Brentuximab Vedotin for Relapsed/Refractory CD30-positive Non-Hodgkin Lymphomas
Status:
Completed
Trial end date:
2018-09-01
Target enrollment:
Participant gender:
Summary
Brentuximab vedotin is an antibody-drug conjugate targeting CD30, one of surface antigens
expressed in lymphoma cells. Fanale MA, et al. reported the results of a phase I study with
weekly dosing of brentuximab vedotin in patients with relapsed/refractory CD30-positive
hematologic malignancies (Clin Cancer Res. 2012) showed tumor regression in 85% of patients.
Thus, the overall objective response rate was 59% (24/44) including 34% (n = 14) of complete
remissions. This study mainly included Hodgkin lymphoma (n = 38) and anaplastic large cell
lymphoma (n = 5). However, its efficacy in other types of NHL has never been reported
although this study enrolled one patient with peripheral T-cell lymphoma not otherwise
specified (PTCL-NOS).
CD30 (TNFRSF8) is a transmembrane glycoprotein of the tumor necrosis factor receptor (TNFR)

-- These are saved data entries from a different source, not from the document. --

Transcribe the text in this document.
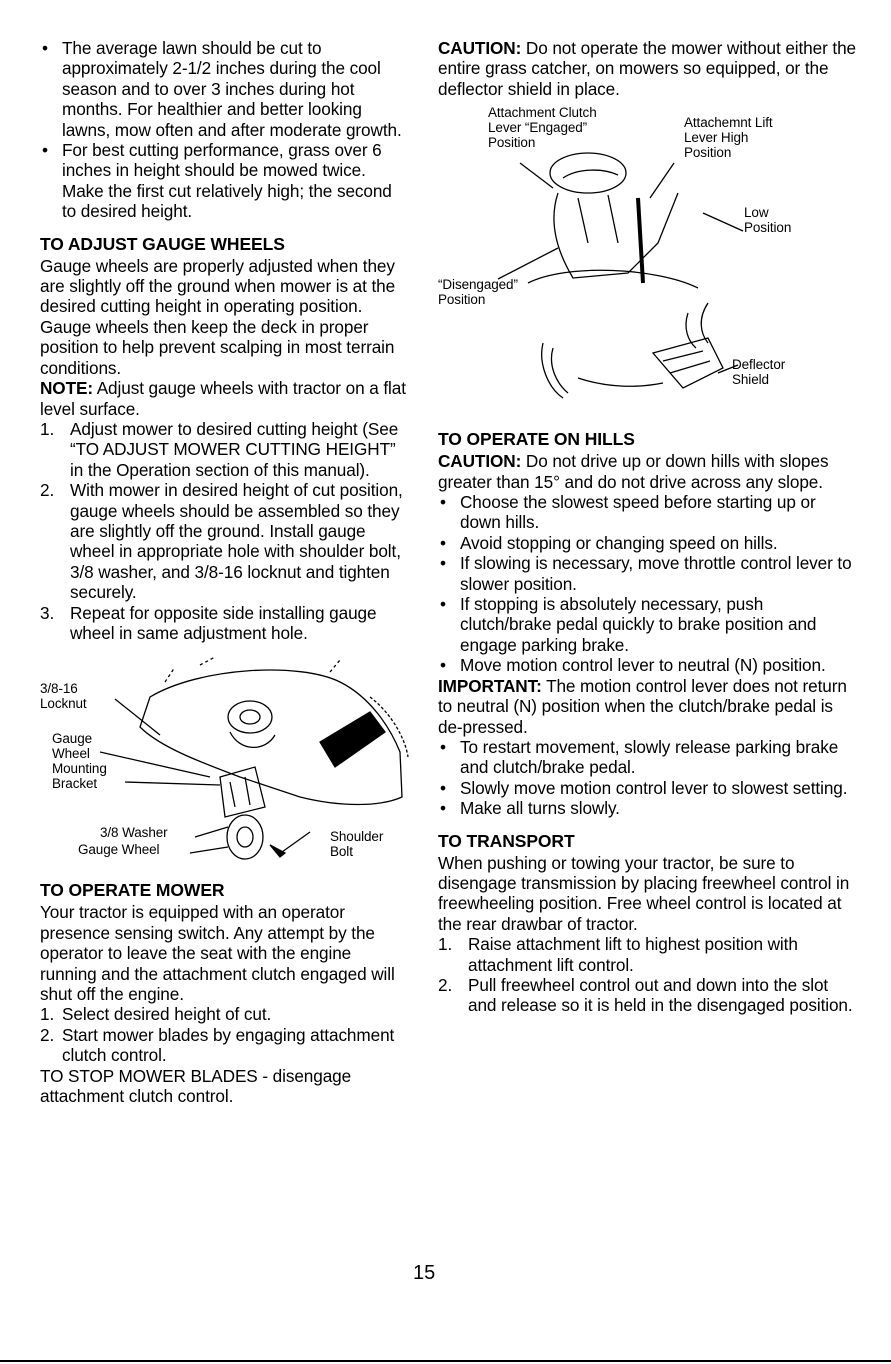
• The average lawn should be cut to approximately 2-1/2 inches during the cool season and to over 3 inches during hot months. For healthier and better looking lawns, mow often and after moderate growth.

• For best cutting performance, grass over 6 inches in height should be mowed twice. Make the first cut relatively high; the second to desired height.

TO ADJUST GAUGE WHEELS

Gauge wheels are properly adjusted when they are slightly off the ground when mower is at the desired cutting height in operating position. Gauge wheels then keep the deck in proper position to help prevent scalping in most terrain conditions.

NOTE: Adjust gauge wheels with tractor on a flat level surface.

1. Adjust mower to desired cutting height (See “TO ADJUST MOWER CUTTING HEIGHT” in the Operation section of this manual).

2. With mower in desired height of cut position, gauge wheels should be assembled so they are slightly off the ground. Install gauge wheel in appropriate hole with shoulder bolt, 3/8 washer, and 3/8-16 locknut and tighten securely.

3. Repeat for opposite side installing gauge wheel in same adjustment hole.

3/8-16
Locknut
Gauge
Wheel
Mounting
Bracket
3/8 Washer
Gauge Wheel
Shoulder
Bolt
TO OPERATE MOWER

Your tractor is equipped with an operator presence sensing switch. Any attempt by the operator to leave the seat with the engine running and the attachment clutch engaged will shut off the engine.

1. Select desired height of cut.

2. Start mower blades by engaging attachment clutch control.

TO STOP MOWER BLADES - disengage attachment clutch control.

CAUTION: Do not operate the mower without either the entire grass catcher, on mowers so equipped, or the deflector shield in place.

Attachment Clutch
Lever “Engaged”
Position
Attachemnt Lift
Lever High
Position
Low
Position
“Disengaged”
Position
Deflector
Shield
TO OPERATE ON HILLS

CAUTION: Do not drive up or down hills with slopes greater than 15° and do not drive across any slope.

• Choose the slowest speed before starting up or down hills.

• Avoid stopping or changing speed on hills.

• If slowing is necessary, move throttle control lever to slower position.

• If stopping is absolutely necessary, push clutch/brake pedal quickly to brake position and engage parking brake.

• Move motion control lever to neutral (N) position.

IMPORTANT: The motion control lever does not return to neutral (N) position when the clutch/brake pedal is de-pressed.

• To restart movement, slowly release parking brake and clutch/brake pedal.

• Slowly move motion control lever to slowest setting.

• Make all turns slowly.

TO TRANSPORT

When pushing or towing your tractor, be sure to disengage transmission by placing freewheel control in freewheeling position. Free wheel control is located at the rear drawbar of tractor.

1. Raise attachment lift to highest position with attachment lift control.

2. Pull freewheel control out and down into the slot and release so it is held in the disengaged position.

15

superfamily, and it is involved in signal transduction via the activation of the NF-κB
pathway and the mitogen-activated protein kinases (MAPKs), ultimately modulating cell growth,
proliferation and apoptosis. CD30 is a non-lineage-specific activation marker expressed by
scattered B and T immunoblasts. In addition, a subset of cases in virtually all T-cell
lymphoma entities may also express CD30 but at variable and generally lower levels. In fact,
a recent study in 22 patients with extranodal NK/T-cell lymphoma showed 75% of positive rate
of CD30 expression (75%). Moreover, CD30 expression was also documented in the tumor sample
of EB virus positive diffuse large B-cell lymphomas (EBV + DLBCL) of the elderly (28.9%,
11/38). Therefore, Brentuximab vedotin may have potential benefits for patients with
CD30-positive NHL other than anaplastic large cell lymphoma such as CD30-positive PTCLs, NOS.
Considering the role of CD30 in signal transduction pathway associated with tumor growth and
proliferation, its expression may be associated with tumor aggressiveness. In accordance with
this, it is more likely that relapse or refractory NHLs may have CD30 expression, and the
potential benefits of this promising agent as a salvage therapy deserve to be further
investigated in these patients who have high risk of treatment failure. Thus, we designed a
phase II study for relapsed or refractory NHL patients. This study is to explore the safety
and activity of dosing once every 3 weeks of Brentuximab vedotin in patients with relapsed or
refractory CD30-positive NHL other than anaplastic large cell lymphoma.